I’m putting together a Veeam Backup and Recovery solution to backup up some VMs and computers and would like to leverage my TrueNAS Core as the repository. The underlying storage I would like to use is a made up of 8x8TB 7200 RPM HDDs in a pool made up of 4x 2-way mirrored vdevs, so about 29 TB usable. That pool also acts as a fileserver which has a handful of datasets exposed as Samba shares. I’m the only user of these shares. I also have a pool which is a single 14TB backup drive I attach via eSATA, where I push periodic snapshots of my important datasets to.
I’d ideally like the image backups I create with Veeam to be immutable, incremental/synthetic full backups. I figure reflinked incremental backups will minimize my delta for my snapshots, so this must be the most efficient way to use my existing approach to file backups for my image backups. What I’m wondering is if creating a zvol on my pool which also stores my file share datasets, then formatting it as XFS with reflink, mounting it, and exposing it as direct attached storage to Veeam is the best approach to fulfill my goal? From my research it looks like there were a few caveats with this approach (Reddit - Dive into anything).

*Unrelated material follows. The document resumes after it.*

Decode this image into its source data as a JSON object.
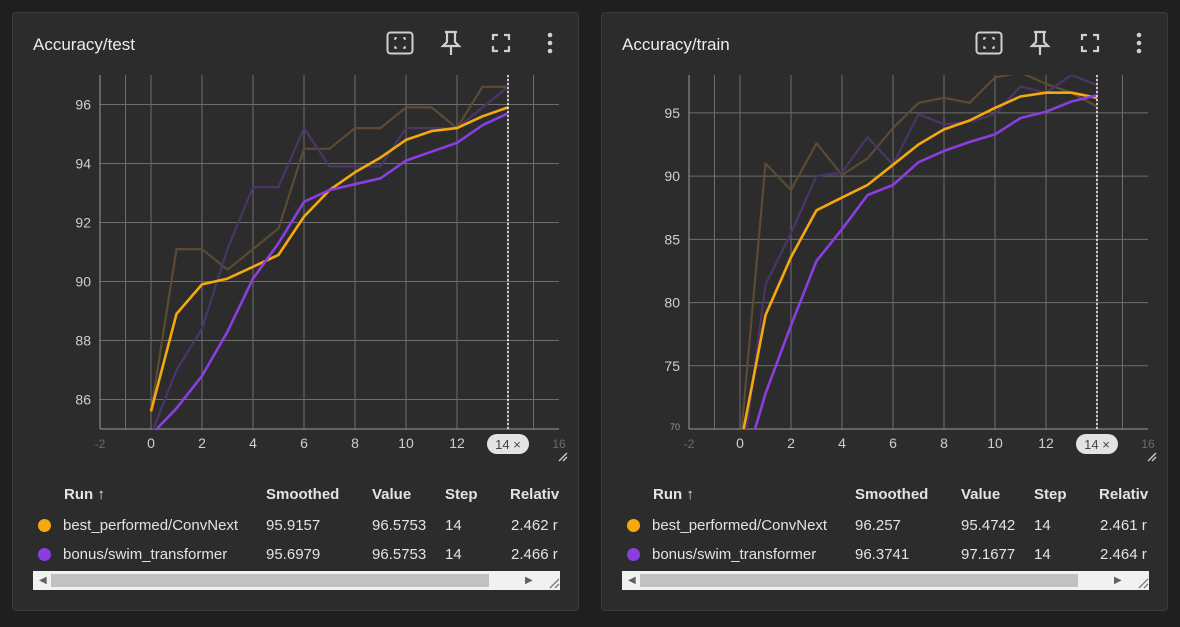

With the advent of reflink/block cloning now in OpenZFS, apparently stable since 2.2.3, and experimental support for synthetic fulls using fast clone from Veeam (OpenZFS 2.2 support for reflinks now available - R&D Forums), perhaps I’m better off using a jail that exposes a mounted zvol formatted for ZFS, or even passing through a dataset via a jail, or even using the TrueNAS host directly to provide the dataset to Veeam? I have it in my head that I should at least have a jail for some isolation so that only the one dataset is exposed and I can’t clobber my other datasets by accident. I assume there’s no performance penalty passing through a dataset like that? I assume there’s a performance gain to be had using a dataset instead of a zvol because the backups are file-based operations anyways and we are getting rid of a layer of block device management. Also wouldn’t have to worry about snapshots producing a consistent XFS filesystem. Maybe using native ZFS datasets offers other benefits as well?
When it comes to ZFS I’m in the know just enough to be dangerous category, so I appreciate anyone with more experience that could recommend which is the best approach and why, thanks!